Onbirinci sual: Herkes meşrutiyete yemin ediyor. Halbuki ya müsemma-yı meşrutiyete kendi muhalif veya muhalefet edenlere kaşı sükût etse, acaba keffaret-i yemin vermek lâzım gelmez mi? Ve millet yalancı olmaz mı? Ve mâsum olan efkâr-ı umumiye; yalancı, bunak ve gayr-ı mümeyyiz addolunmaz mı?
Elhâsıl: Şedid bir istibdad ve tahakküm, cehalet cihetiyle şimdi hüküm fermadır. Güya istibdad ve hafiyelik tenasüh etmiş. Ve maksad da Sultan Abdülhamid’den istirdad-ı hürriyet değilmiş. Belki hafif ve az istibdadı, şiddetli ve kesretli yapmakmış!

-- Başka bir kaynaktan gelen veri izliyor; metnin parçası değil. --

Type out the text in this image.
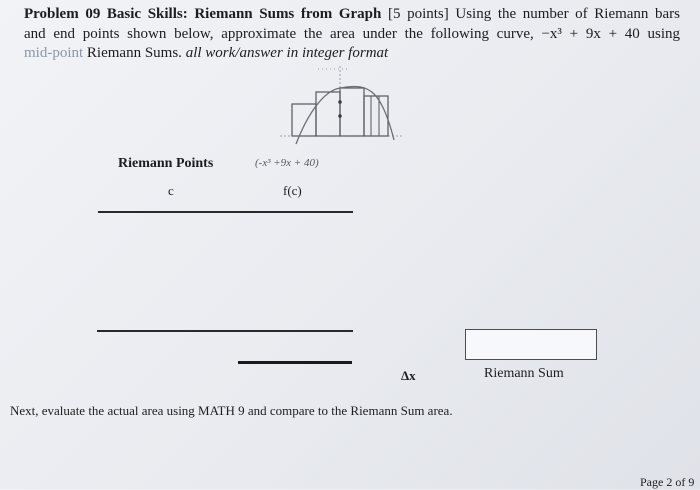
Problem 09 Basic Skills: Riemann Sums from Graph [5 points] Using the number of Riemann bars
and end points shown below, approximate the area under the following curve, −x³ + 9x + 40 using
mid-point Riemann Sums. all work/answer in integer format
Riemann Points	(-x³ +9x + 40)
c	f(c)
Δx	Riemann Sum
Next, evaluate the actual area using MATH 9 and compare to the Riemann Sum area.
Page 2 of 9
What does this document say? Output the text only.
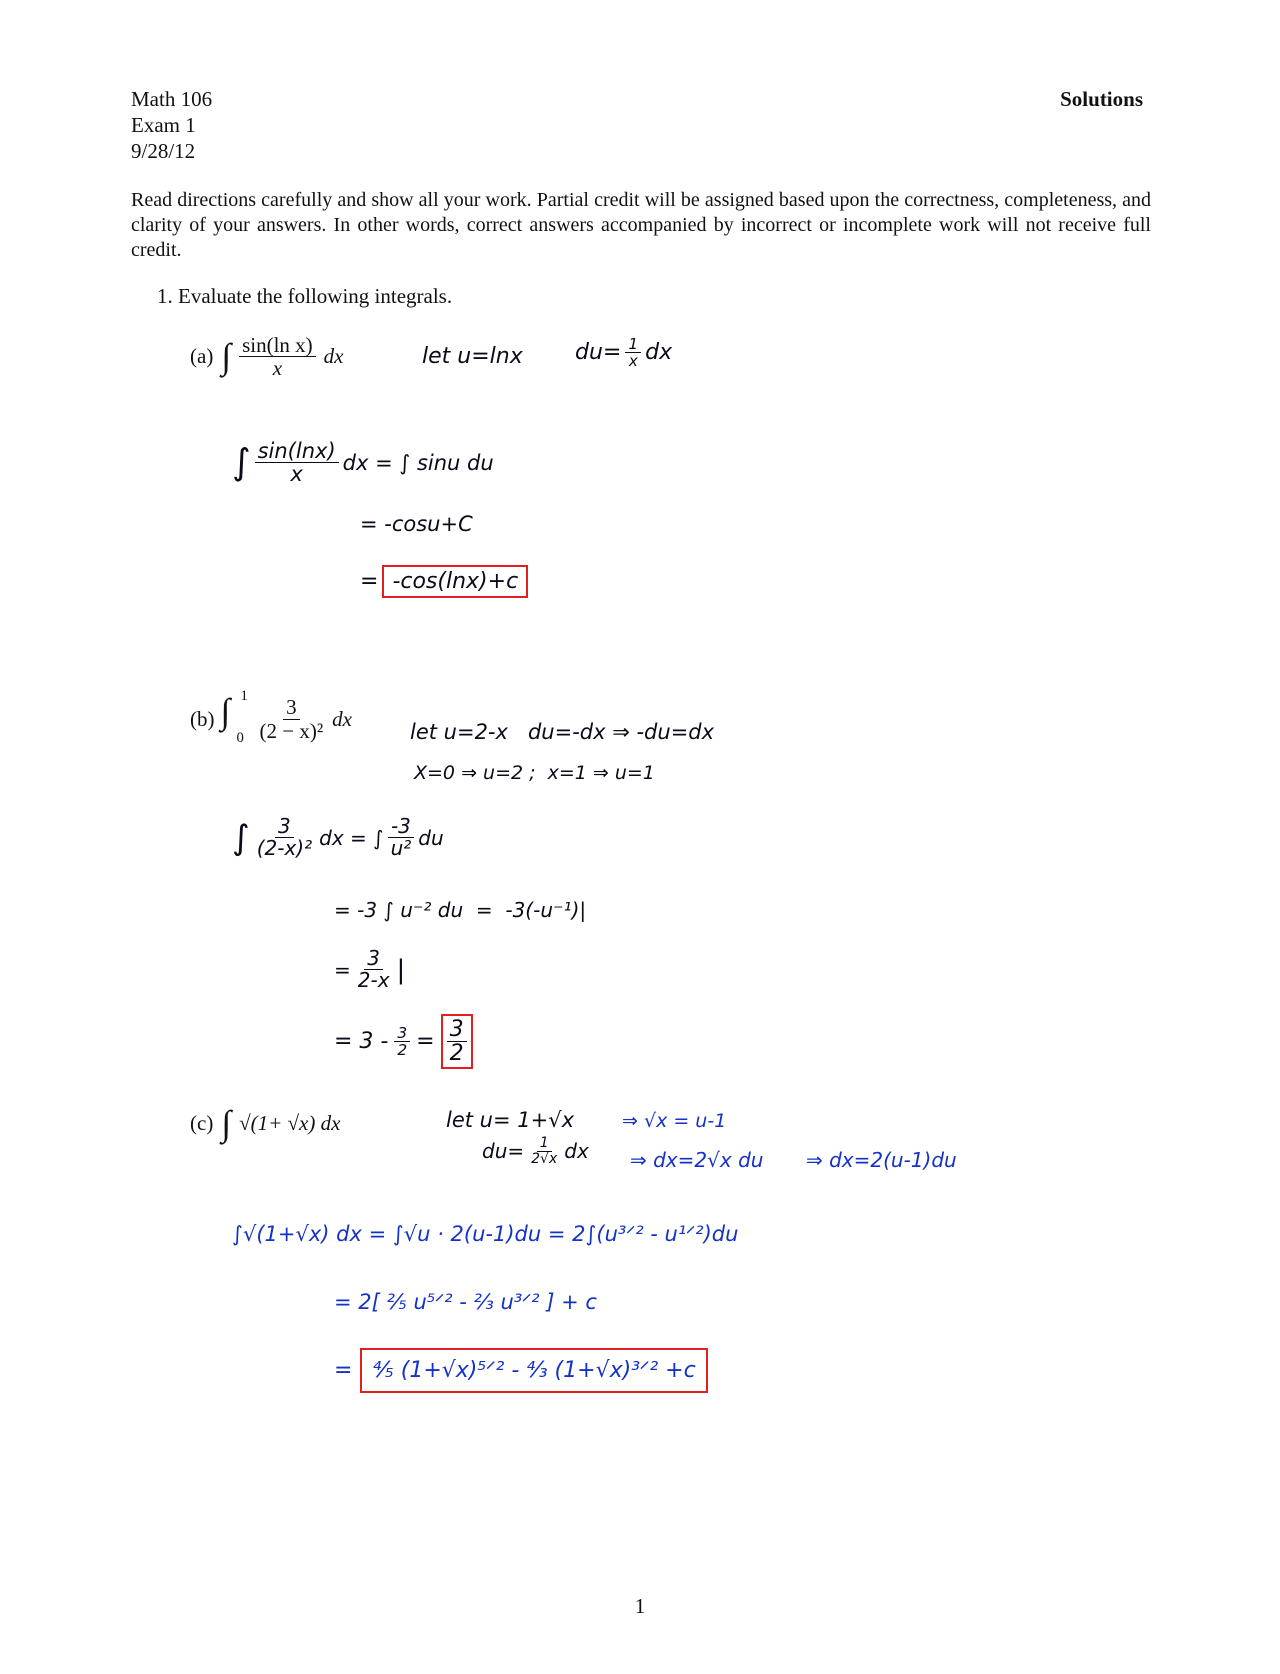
Math 106
Exam 1
9/28/12
Solutions
Read directions carefully and show all your work. Partial credit will be assigned based upon the correctness, completeness, and clarity of your answers. In other words, correct answers accompanied by incorrect or incomplete work will not receive full credit.
1. Evaluate the following integrals.
(a) ∫ $\frac{\text{sin(ln x)}}{x}$ dx	let u=lnx $du= \frac{1}{x}$ dx
∫ $\frac{\sin(\ln x)}{x}$ dx = ∫ sinu du
= -cosu+C
= -cos(lnx)+c
(b) ∫ 1
$0 \frac{3}{\text{(2 − x)²}}$ dx
let u=2-x   du=-dx ⇒ -du=dx
X=0 ⇒ u=2 ;  x=1 ⇒ u=1
∫ $\frac{3}{\text{(2-x)²}}$ dx = ∫ $\frac{-3}{\text{u²}}$ du
= -3 ∫ u⁻² du  =  -3(-u⁻¹)|
= $\frac{3}{2-x}$ |
= $3 - \frac{3}{2} = \frac{3}{2}$
(c) ∫ √(1+ √x) dx	let u= 1+√x	⇒ √x = u-1
$du= \frac{1}{2√x}$ dx ⇒ dx=2√x du ⇒ dx=2(u-1)du
∫√(1+√x) dx = ∫√u · 2(u-1)du = 2∫(u³ᐟ² - u¹ᐟ²)du
= 2[ ²⁄₅ u⁵ᐟ² - ²⁄₃ u³ᐟ² ] + c
= ⁴⁄₅ (1+√x)⁵ᐟ² - ⁴⁄₃ (1+√x)³ᐟ² +c
1
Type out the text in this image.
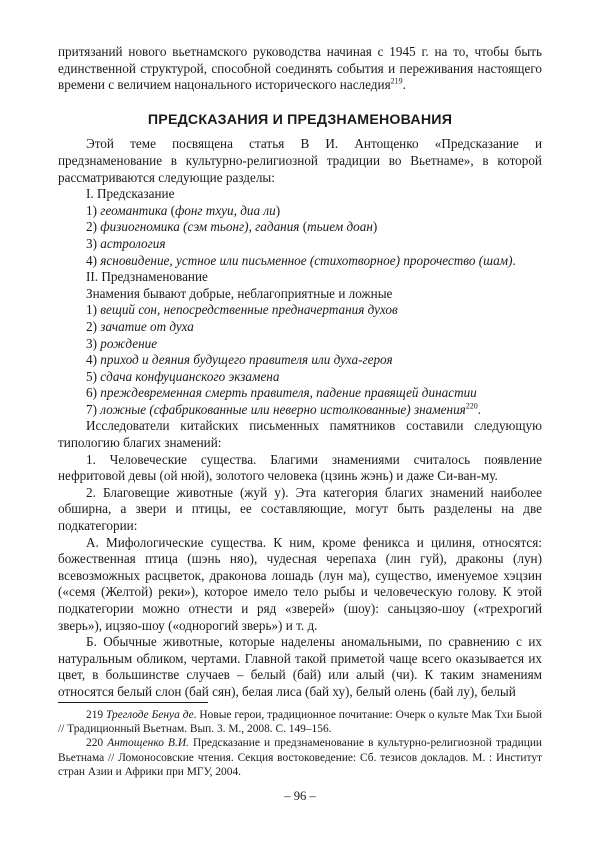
притязаний нового вьетнамского руководства начиная с 1945 г. на то, чтобы быть единственной структурой, способной соединять события и переживания настоящего времени с величием нацонального исторического наследия$^{219}$.

ПРЕДСКАЗАНИЯ И ПРЕДЗНАМЕНОВАНИЯ

Этой теме посвящена статья В И. Антощенко «Предсказание и предзнаменование в культурно-религиозной традиции во Вьетнаме», в которой рассматриваются следующие разделы:

I. Предсказание

1) геомантика (фонг тхуи, диа ли)

2) физиогномика (сэм тьонг), гадания (тьием доан)

3) астрология

4) ясновидение, устное или письменное (стихотворное) пророчество (шам).

II. Предзнаменование

Знамения бывают добрые, неблагоприятные и ложные

1) вещий сон, непосредственные предначертания духов

2) зачатие от духа

3) рождение

4) приход и деяния будущего правителя или духа-героя

5) сдача конфуцианского экзамена

6) преждевременная смерть правителя, падение правящей династии

7) ложные (сфабрикованные или неверно истолкованные) знамения$^{220}$.

Исследователи китайских письменных памятников составили следующую типологию благих знамений:

1. Человеческие существа. Благими знамениями считалось появление нефритовой девы (ой нюй), золотого человека (цзинь жэнь) и даже Си-ван-му.

2. Благовещие животные (жуй у). Эта категория благих знамений наиболее обширна, а звери и птицы, ее составляющие, могут быть разделены на две подкатегории:

А. Мифологические существа. К ним, кроме феникса и цилиня, относятся: божественная птица (шэнь няо), чудесная черепаха (лин гуй), драконы (лун) всевозможных расцветок, драконова лошадь (лун ма), существо, именуемое хэцзин («семя (Желтой) реки»), которое имело тело рыбы и человеческую голову. К этой подкатегории можно отнести и ряд «зверей» (шоу): саньцзяо-шоу («трехрогий зверь»), ицзяо-шоу («однорогий зверь») и т. д.

Б. Обычные животные, которые наделены аномальными, по сравнению с их натуральным обликом, чертами. Главной такой приметой чаще всего оказывается их цвет, в большинстве случаев – белый (бай) или алый (чи). К таким знамениям относятся белый слон (бай сян), белая лиса (бай ху), белый олень (бай лу), белый

219 Треглоде Бенуа де. Новые герои, традиционное почитание: Очерк о культе Мак Тхи Быой // Традиционный Вьетнам. Вып. 3. М., 2008. С. 149–156.

220 Антощенко В.И. Предсказание и предзнаменование в культурно-религиозной традиции Вьетнама // Ломоносовские чтения. Секция востоковедение: Сб. тезисов докладов. М. : Институт стран Азии и Африки при МГУ, 2004.

– 96 –
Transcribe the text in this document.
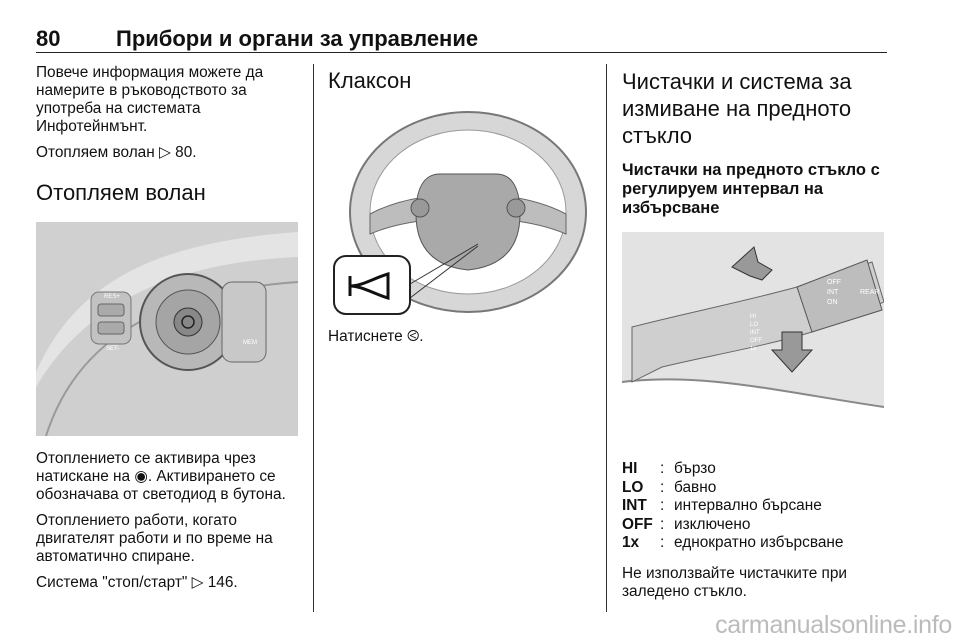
80	Прибори и органи за управление

Повече информация можете да намерите в ръководството за употреба на системата Инфотейнмънт.

Отопляем волан ▷ 80.

Отопляем волан
RES+
SET-
MEM

Отоплението се активира чрез натискане на ◉. Активирането се обозначава от светодиод в бутона.

Отоплението работи, когато двигателят работи и по време на автоматично спиране.

Система "стоп/старт" ▷ 146.

Клаксон

Натиснете ⧀.

Чистачки и система за измиване на предното стъкло
Чистачки на предното стъкло с регулируем интервал на избърсване
OFF
INT
ON
REAR
HI
LO
INT
OFF
1x
HI	:	бързо
LO	:	бавно
INT	:	интервално бърсане
OFF	:	изключено
1x	:	еднократно избърсване

Не използвайте чистачките при заледено стъкло.

carmanualsonline.info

Yarım sual: Nazik ve zayıf bir vücud ki, sivrisineklerin ve arıların ısırmasına tahammül edemediği için, gayet telâş ve zahmetle onları def’e çalışırken biri çıksa, dese ki: Maksadı sivrisinekleri, arıları def’etmek değil.. belki büyük arslanı ikaz edip kendine musallat etmek ister. Acaba böyle demekle, hangi ahmağı kandıracaktır?
Sualin diğer yarısı çıkmağa izin yoktur.